In fact, every area of modern life is going through this change. Every area except our formal structures of politics and government, that is.
It is not that politicians and governments are untouched by our world of instantaneous communications and so-called big data. It is just that, all too often, they do not understand the fundamental nature of the change, let alone how to respond or, most critically, lead it.
This revolution is altering the nature of political power and democracy itself. Control and influence is returning to the hands of the people, where it should rest, and away from established elites. And that is a good thing.
But it raises the question, how do we get things done for our common good? Working with citizens to unleash this power as a force for good is both a challenge and crucial responsibility of all our national leaders.
It will not be easy. The unprecedented dispersal of information and flood of data has caused an equally unprecedented decline in traditional elite/hierarchical political power structures – a corrosion of the moral authority and legitimacy of government, professions and public institutions. (This is a theme of Moisés Naím’s timely and brilliant book, “The End of Power: From Boardrooms to Battlefields and Churches to States, Why Being In Charge Isn’t What It Used to Be.”)
The consequence is a troubling paradox: Just when we have more information and data than ever about the critical challenges we face – financial crises, pandemics, unemployment, poverty, climate change, sustainable resource development, cyber crime, terrorism and nuclear proliferation – we have less public confidence than ever in our politicians to provide the steady, trustworthy and visionary leadership to tackle the challenges. This means less ability to undertake much-needed long-term collective action. Instead, we are governed more and more by short-term incentives and fears.
Meanwhile, as trust in political power has declined, trust in NGOs has grown – members of a huge array of civil society groups generally feel that their efforts have a direct impact on the activity of the group and that the leadership is accountable and transparent, in a way that no longer exists in the political sphere and political parties.
NGOs have adapted to the networked, non-hierarchical world much better than our politicians, and provide the opportunities for social engagement that citizens need in a dynamic democracy.
But no matter how successful and positive NGO activity may be, citizens need to have confidence that the national government has both legitimacy and the ability to coordinate effective responses to the challenges we face both nationally and internationally. We need to empower our leaders with the capacity to make decisions that involve action that extends over-the-horizon, from reducing climate change and developing resources sustainably to establishing the solid foundations for our social economy.
How will our leaders regain this capacity to lead with legitimacy? It is about restoring trust, which in turn depends on popular, grassroots mobilization. But popular mobilization that, unlike Occupy Wall Street or even Idle No More, is able to convert the political energy into effective political power.
It is urgent to dispel the cynicism with politics that has led to such a debilitating degree of citizen disengagement. In the next election, this requires our leaders to request a clear mandate for action from Canadians in a way that engages citizens and shows that our particular concerns and interests, which we may have been pursuing through civil society groups, can equally be pursued through national politics.
This means obtaining a clear mandate for all those democratic reforms which Canadians call for – electoral reforms, changes to reduce the bloated powers of the PMO, new forums that will ensure we are part of the change, and Parliamentary reforms such as the encouragement of free votes.

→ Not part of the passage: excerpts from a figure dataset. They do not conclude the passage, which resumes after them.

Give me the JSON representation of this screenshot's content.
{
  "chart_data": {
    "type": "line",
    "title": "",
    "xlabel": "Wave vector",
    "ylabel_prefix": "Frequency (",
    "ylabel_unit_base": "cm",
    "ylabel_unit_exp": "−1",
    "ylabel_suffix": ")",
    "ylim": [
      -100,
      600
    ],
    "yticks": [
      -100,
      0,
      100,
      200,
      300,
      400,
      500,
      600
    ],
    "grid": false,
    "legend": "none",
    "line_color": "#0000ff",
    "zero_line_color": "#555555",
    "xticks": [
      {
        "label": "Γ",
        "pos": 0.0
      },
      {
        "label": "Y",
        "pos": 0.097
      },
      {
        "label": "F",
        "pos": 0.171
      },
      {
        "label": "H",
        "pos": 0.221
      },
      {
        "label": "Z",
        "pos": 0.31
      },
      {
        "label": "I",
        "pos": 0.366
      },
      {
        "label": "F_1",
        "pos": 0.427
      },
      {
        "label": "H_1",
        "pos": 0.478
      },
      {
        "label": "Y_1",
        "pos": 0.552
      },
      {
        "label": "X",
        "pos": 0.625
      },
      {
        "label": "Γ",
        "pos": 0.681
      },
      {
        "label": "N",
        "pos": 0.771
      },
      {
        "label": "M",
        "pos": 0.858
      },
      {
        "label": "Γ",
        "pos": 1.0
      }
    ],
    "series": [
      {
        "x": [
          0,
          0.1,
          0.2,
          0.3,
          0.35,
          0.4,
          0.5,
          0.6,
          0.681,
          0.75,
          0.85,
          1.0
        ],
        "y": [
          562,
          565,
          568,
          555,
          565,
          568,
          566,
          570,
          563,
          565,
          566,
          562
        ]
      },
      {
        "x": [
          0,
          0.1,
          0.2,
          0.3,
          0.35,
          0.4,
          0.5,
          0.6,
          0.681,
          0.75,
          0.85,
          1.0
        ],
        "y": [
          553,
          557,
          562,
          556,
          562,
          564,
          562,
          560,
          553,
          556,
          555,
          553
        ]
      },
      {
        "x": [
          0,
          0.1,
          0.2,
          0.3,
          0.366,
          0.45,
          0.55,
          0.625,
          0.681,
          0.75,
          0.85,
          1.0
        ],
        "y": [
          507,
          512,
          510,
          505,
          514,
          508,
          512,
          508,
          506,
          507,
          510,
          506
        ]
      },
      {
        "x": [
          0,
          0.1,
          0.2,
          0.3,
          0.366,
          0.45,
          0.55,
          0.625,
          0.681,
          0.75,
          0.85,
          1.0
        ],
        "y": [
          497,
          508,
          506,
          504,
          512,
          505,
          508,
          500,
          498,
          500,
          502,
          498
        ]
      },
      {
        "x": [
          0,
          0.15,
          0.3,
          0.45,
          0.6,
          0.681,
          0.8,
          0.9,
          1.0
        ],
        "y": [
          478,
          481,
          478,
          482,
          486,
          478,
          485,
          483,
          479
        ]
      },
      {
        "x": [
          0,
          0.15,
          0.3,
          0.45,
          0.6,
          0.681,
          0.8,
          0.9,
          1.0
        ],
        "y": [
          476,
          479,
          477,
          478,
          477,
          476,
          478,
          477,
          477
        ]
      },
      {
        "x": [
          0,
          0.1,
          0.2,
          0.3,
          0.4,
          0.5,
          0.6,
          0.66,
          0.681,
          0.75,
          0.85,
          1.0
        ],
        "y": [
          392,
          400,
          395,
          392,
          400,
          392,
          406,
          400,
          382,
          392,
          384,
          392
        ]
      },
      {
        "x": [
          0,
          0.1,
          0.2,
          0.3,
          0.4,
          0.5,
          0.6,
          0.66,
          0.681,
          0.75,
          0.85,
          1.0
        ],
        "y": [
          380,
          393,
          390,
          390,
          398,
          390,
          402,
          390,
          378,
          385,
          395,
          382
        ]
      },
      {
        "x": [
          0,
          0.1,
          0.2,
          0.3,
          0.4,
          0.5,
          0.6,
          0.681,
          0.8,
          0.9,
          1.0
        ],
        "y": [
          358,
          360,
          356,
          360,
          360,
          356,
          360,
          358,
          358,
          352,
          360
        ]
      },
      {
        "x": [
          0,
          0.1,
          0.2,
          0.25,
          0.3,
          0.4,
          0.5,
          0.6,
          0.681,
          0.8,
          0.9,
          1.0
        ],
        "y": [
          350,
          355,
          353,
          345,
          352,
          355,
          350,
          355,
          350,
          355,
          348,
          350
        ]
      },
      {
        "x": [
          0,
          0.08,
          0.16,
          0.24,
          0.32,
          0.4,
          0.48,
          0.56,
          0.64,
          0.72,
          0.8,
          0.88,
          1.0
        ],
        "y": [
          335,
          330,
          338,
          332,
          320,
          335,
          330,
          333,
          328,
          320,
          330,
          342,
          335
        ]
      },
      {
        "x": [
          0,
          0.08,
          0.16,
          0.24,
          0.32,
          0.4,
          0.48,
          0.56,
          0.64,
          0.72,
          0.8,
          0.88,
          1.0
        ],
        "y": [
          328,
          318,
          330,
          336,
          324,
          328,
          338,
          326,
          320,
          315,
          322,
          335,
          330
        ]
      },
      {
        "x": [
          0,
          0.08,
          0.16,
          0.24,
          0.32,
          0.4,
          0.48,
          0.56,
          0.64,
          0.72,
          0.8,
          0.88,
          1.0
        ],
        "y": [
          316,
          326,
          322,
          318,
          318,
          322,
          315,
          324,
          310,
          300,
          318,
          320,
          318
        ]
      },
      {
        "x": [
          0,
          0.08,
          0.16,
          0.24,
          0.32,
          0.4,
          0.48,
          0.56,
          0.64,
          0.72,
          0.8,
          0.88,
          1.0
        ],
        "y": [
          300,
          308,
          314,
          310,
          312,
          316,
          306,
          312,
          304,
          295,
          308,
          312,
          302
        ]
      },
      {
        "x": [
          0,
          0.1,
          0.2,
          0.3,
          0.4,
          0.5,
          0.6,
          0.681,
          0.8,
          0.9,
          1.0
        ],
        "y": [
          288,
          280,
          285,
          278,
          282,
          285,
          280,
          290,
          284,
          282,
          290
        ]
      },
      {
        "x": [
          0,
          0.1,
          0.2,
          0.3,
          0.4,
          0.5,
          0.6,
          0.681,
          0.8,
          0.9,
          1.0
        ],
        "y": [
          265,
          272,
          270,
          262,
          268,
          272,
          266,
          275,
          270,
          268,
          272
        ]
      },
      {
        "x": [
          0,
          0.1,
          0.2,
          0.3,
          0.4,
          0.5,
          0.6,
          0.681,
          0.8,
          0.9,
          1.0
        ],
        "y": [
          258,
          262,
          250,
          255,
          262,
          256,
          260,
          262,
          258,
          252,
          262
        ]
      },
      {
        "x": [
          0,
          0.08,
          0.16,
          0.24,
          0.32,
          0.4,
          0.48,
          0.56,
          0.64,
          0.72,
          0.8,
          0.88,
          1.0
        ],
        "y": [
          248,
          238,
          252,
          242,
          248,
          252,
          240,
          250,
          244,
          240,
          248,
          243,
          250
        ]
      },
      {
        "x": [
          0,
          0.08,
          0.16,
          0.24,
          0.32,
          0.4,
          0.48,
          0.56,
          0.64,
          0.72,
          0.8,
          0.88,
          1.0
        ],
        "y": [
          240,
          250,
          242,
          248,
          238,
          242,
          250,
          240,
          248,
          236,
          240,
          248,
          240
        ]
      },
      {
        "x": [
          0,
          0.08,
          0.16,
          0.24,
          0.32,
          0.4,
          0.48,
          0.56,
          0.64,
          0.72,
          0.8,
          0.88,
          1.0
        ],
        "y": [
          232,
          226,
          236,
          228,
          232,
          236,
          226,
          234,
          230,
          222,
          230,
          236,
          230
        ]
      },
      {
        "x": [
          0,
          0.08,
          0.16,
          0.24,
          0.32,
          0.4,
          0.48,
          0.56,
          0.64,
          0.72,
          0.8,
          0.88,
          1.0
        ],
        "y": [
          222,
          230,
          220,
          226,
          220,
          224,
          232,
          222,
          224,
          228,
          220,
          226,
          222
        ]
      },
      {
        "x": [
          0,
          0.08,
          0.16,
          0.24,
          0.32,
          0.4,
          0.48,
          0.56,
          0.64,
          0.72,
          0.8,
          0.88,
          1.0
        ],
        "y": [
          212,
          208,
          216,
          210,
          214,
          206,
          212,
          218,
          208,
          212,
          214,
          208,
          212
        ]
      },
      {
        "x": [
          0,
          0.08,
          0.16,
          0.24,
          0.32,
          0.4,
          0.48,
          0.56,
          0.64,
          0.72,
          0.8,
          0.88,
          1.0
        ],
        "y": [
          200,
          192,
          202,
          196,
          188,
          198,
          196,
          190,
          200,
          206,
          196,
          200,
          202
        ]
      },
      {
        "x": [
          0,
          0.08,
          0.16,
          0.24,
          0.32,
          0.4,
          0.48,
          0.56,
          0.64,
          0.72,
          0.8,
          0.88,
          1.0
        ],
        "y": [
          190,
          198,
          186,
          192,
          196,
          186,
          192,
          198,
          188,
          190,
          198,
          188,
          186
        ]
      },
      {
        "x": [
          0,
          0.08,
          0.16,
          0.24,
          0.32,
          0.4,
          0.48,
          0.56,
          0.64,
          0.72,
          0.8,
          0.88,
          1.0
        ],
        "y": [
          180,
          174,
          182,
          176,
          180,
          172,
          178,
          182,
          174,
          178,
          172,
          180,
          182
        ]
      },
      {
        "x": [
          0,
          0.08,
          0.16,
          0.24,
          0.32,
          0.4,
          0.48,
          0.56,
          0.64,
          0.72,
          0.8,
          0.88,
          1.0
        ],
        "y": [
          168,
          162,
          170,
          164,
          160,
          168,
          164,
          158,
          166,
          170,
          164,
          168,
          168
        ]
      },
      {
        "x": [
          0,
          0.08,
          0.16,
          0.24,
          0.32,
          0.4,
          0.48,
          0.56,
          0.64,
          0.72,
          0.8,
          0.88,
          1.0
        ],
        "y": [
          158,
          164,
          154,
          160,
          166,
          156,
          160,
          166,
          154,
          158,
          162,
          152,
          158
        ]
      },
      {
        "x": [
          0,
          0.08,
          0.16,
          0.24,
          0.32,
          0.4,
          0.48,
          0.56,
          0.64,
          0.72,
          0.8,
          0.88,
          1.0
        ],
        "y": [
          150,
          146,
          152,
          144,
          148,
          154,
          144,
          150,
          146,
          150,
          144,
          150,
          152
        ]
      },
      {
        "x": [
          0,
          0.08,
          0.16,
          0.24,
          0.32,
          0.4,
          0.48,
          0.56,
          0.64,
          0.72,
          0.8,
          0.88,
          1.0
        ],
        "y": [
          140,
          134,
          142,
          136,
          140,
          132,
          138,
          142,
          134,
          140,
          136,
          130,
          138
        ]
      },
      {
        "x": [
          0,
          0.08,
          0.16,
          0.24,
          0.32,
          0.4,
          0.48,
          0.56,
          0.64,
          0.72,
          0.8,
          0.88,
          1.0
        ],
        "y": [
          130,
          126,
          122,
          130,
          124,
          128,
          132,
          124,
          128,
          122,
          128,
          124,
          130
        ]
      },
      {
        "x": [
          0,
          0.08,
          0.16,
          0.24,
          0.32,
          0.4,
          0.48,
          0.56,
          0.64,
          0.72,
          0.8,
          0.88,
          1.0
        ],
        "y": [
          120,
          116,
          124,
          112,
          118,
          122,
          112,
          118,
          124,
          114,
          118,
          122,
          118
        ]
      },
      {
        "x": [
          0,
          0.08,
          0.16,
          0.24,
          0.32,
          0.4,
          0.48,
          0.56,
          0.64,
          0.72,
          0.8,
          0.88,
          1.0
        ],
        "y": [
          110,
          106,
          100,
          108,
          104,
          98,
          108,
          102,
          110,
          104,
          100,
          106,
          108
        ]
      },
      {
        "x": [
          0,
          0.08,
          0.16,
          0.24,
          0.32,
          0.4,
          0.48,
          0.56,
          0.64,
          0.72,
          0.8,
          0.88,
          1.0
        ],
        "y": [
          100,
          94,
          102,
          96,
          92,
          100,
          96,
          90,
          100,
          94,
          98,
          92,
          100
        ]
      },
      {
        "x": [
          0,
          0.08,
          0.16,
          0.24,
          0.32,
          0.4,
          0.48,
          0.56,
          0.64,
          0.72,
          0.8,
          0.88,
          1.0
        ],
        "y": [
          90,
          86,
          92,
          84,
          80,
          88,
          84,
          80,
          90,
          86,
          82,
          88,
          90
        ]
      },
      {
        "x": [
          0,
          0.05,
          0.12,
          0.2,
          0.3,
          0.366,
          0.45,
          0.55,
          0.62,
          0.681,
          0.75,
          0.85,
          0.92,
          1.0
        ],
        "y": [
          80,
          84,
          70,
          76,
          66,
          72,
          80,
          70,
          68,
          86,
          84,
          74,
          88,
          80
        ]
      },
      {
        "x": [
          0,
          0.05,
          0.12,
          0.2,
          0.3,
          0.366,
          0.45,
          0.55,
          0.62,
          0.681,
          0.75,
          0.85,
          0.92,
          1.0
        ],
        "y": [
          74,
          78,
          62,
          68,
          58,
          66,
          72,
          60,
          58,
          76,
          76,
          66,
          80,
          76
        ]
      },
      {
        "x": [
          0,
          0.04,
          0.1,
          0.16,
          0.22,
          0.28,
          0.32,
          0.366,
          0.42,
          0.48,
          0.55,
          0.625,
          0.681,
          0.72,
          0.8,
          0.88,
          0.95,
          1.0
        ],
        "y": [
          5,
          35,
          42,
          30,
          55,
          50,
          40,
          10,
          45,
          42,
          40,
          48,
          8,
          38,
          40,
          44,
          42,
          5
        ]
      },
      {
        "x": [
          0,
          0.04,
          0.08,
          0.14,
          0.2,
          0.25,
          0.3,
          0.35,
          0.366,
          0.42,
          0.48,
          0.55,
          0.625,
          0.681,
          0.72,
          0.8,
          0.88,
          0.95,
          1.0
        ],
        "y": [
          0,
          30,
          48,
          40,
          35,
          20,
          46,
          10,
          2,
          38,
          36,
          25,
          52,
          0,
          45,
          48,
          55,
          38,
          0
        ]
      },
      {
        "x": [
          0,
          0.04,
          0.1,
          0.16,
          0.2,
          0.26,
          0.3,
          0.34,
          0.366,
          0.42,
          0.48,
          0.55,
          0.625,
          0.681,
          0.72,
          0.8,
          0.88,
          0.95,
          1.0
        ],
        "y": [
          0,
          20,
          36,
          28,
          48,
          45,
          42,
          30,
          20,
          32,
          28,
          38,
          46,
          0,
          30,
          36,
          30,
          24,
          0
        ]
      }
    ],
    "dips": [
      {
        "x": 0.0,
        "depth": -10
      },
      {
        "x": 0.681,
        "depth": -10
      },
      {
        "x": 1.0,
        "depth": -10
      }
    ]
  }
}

It also means obtaining a clear mandate from Canadians to bring together the leaders of other levels of government – whether provincial, municipal or Aboriginal – to undertake wide-ranging changes in a collaborative way so that we stop the depressing cycle perfected by the current government of unilateral change in Ottawa that starts a negative cycle of counter-productive responses at other levels, or triggers expensive wasteful court challenges.
In our intensively networked 21st century world, Ottawa’s role is to firmly lead change but through collaboration and engagement across a much more level playing field. Nothing is more important than government’s role in bringing all the players together – businesses, industry, labour unions, the educational institutions, the front-line community and social services organizations – to redefine the role of government itself, and provide a long-term roadmap to take us forward together.
In the next general election, I am confident Canadians will respond positively to constructive political leadership that convincingly demonstrates that politics and government can still be effective vehicles for citizen action in the common good.